Kadın özgürlüklerinin elde edilmesinin önemli bir boyutu da elbette kadınların temel ve eşit insan haklarını elde etmek için yürüttükleri siyasi mücadelelerdir. Bu mücadele Fransız devrimiyle önem kazandı ve kadınlar özgürlükleri için ideolojik ve siyasi çalışmalar yapmaya başladılar.
Fransız düşünürü Condorcet devrimde kadınların özgürlüğünü savunmuştu. Condorcet 1790 yılında kaleme aldığı, Kadınlara Yurttaşlık Hakkı Verilmesi Üzerine adlı denemesinde, kadınların doğuştan gelen yetersizlikleriyle ilgili bütün iddiaları reddediyordu. Oyun yazarı Olympe de Gouges da, bir kadın aktivist olarak 1791 yılında “Kadın ve Kadın Yurttaş Hakları Bildirisi” başlığıyla kadınların özgürlüğü için 17 maddelik bir manifesto yayınladı. “Kadına giyotine gitme hakkı tanınıyorsa, kürsüye çıkma hakkı da tanınmalıdır” ünlü sözü ona aittir.

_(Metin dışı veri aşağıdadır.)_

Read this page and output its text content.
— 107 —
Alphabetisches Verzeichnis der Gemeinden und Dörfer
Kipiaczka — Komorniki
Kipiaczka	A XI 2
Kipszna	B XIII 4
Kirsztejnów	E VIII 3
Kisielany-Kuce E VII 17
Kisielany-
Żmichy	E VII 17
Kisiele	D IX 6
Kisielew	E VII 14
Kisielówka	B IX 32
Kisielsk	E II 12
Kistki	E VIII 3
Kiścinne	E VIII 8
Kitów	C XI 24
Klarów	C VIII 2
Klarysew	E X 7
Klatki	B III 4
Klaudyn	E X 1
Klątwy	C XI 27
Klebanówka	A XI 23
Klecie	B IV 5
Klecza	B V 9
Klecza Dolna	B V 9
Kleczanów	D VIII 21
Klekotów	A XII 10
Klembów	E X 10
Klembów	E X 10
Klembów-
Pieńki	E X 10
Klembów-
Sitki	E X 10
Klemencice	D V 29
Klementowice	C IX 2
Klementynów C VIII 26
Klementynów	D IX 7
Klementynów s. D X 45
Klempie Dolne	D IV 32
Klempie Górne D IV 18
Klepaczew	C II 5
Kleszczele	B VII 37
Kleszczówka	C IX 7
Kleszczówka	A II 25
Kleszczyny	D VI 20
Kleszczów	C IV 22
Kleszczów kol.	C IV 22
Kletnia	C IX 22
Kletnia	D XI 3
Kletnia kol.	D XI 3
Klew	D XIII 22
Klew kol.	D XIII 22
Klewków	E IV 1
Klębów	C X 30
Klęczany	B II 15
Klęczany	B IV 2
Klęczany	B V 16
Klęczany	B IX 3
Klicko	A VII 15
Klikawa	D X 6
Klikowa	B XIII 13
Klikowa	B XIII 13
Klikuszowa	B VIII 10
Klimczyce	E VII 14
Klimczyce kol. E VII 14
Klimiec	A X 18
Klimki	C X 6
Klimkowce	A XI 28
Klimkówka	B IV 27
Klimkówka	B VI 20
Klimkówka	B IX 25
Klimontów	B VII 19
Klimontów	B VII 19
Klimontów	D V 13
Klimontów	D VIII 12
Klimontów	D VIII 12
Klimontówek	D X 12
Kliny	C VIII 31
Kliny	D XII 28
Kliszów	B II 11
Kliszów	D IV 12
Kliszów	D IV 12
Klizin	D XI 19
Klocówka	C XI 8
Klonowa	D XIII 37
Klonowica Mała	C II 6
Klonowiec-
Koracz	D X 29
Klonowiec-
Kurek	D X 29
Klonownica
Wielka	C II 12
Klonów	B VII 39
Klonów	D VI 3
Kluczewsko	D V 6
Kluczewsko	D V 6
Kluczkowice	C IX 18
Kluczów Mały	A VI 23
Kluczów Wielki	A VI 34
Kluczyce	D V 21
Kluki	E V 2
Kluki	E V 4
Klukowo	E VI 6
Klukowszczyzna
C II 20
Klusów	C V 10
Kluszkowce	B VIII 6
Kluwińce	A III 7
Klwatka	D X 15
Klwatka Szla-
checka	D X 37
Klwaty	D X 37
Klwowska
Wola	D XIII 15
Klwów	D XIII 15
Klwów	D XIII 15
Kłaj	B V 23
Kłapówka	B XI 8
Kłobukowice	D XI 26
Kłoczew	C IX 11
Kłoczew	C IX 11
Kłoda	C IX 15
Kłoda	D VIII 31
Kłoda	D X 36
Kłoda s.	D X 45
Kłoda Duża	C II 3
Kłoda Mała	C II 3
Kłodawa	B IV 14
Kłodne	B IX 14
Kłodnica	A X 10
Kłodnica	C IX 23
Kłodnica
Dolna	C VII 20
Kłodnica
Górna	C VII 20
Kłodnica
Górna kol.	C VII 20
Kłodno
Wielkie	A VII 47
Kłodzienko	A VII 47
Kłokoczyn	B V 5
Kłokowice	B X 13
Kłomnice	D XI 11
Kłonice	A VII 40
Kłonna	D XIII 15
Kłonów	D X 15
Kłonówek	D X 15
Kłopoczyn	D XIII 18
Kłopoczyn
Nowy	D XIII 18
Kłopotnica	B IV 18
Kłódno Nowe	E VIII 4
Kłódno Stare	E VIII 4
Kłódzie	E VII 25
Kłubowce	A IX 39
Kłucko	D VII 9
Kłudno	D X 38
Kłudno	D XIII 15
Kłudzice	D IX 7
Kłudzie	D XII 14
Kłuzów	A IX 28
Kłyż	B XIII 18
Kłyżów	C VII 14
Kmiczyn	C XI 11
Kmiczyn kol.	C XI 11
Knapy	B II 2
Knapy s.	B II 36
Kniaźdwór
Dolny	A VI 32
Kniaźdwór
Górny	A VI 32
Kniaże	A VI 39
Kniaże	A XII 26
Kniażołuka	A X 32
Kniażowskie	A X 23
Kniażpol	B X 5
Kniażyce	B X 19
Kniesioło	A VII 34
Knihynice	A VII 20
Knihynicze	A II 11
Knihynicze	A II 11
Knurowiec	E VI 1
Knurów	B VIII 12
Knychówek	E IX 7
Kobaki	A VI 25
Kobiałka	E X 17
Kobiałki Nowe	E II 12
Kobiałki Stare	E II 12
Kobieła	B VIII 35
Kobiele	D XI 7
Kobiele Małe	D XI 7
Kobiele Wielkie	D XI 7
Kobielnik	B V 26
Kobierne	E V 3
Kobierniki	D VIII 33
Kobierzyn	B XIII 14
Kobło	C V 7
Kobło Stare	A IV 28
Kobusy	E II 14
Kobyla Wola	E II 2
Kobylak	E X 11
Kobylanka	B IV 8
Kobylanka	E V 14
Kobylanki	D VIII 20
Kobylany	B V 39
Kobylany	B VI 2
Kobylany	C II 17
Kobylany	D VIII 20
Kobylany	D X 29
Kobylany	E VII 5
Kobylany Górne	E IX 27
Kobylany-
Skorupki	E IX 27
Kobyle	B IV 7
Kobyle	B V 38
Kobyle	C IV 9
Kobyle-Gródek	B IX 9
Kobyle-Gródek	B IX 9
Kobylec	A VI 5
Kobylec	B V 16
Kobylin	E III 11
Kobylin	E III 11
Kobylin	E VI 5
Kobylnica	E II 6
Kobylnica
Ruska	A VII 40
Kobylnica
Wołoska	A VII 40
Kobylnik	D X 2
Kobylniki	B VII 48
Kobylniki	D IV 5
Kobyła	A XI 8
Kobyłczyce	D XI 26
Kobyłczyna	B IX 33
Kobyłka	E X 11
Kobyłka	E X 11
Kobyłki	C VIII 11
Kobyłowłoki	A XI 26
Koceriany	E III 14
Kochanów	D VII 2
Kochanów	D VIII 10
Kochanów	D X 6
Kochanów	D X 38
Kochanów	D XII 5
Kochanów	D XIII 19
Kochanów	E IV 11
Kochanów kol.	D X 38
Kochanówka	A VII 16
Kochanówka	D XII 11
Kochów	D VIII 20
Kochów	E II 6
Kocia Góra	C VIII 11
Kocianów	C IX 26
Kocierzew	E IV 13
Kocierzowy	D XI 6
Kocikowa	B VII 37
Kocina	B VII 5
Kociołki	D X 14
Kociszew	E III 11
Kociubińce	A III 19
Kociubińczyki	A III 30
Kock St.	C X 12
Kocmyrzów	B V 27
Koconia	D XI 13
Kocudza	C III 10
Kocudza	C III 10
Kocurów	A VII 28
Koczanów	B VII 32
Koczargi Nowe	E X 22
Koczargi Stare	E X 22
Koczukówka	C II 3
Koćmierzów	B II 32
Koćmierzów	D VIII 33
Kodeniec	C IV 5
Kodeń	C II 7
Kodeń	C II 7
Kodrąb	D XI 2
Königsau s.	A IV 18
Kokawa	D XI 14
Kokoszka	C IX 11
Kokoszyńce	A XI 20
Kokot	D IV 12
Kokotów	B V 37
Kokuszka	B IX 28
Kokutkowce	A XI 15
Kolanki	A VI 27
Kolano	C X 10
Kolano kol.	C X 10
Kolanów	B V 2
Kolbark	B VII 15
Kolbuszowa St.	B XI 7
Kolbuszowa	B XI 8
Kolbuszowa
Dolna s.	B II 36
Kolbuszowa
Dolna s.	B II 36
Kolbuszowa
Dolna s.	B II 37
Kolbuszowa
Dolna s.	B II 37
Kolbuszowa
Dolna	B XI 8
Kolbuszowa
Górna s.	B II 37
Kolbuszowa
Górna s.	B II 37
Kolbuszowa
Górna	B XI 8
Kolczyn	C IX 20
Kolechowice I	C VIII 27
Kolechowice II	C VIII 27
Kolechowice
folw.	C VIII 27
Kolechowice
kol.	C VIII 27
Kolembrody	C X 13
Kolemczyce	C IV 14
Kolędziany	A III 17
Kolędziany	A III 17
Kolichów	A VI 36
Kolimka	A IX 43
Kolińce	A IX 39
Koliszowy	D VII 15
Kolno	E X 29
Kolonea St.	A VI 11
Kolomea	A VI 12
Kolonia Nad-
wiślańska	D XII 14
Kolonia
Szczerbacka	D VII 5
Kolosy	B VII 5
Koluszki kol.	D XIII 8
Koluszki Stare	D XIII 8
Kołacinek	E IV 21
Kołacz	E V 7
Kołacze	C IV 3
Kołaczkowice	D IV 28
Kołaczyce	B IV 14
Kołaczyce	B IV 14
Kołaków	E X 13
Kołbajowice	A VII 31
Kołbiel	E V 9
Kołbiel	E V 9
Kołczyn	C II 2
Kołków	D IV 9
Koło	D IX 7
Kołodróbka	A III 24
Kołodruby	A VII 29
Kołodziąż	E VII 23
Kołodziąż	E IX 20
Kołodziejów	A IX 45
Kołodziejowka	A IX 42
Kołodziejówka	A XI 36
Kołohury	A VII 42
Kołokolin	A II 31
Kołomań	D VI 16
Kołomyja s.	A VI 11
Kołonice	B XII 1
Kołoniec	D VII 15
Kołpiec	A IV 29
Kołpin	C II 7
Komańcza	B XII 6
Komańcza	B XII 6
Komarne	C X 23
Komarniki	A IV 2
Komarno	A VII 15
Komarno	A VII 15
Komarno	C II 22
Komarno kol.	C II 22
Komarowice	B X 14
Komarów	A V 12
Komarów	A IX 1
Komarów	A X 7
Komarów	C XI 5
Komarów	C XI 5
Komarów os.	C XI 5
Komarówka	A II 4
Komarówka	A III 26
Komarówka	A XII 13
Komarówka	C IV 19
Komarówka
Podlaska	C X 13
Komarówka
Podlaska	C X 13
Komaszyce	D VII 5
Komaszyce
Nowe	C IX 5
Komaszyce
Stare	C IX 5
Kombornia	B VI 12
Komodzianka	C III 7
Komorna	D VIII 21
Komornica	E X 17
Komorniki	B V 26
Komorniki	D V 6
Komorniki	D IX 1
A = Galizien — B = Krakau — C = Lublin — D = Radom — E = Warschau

Bu bildiri İngiltere’de de etkili oldu ve 1792’de Mary Wollstonecraft, Kadın Haklarının Bir Savunusu adlı kitabı yayınladı. Wollstonecraft eserinde, kadınların yalnızca erkekleri hoşnut etmek için yaratıldıkları düşüncesine karşı çıkıyor, kadının eğitimde, iş hayatında ve siyasette erkeklerle bir görülmesini ve aynı ahlak ölçütleriyle yargılanmasını istiyordu.
Daha sonraki yıllarda da kadınların siyasi haklar ve oy hakkı elde etme mücadelesi yaygınlaşarak sürdü. Ulusal seçimlerde ilk defa kadınlar 1893 yılında Yeni Zelanda’da oy kullandılar.
1952 yılında Kadınların Siyasal Hakları Sözleşmesi, Birleşmiş Milletler Kongresi’nde kabul edildi ve 1954’te de yürürlüğe girdi. Bu sözleşmede kadınların bütün seçimlerde erkeklerle eşit koşullar altında oy kullanma, seçilme ve kamu hizmetlerine girme hakları düzenlenmiştir.
Kadınlar özgürlük yolundaki büyük yürüyüşlerini sürdürüyorlar. Bu yürüyüşün kesin zaferle sonuçlanması için erkek egemen kültürün toplumdaki etkisinin yok edilmesi ve kadınların bedenlerine sahip çıkma ve her konuda iradelerini kullanma özgürlüklerini tam olarak kazanmaları gerekir.
Kadınların özgürlük dereceleri, toplumların da genel özgürlük düzeyini gösterir.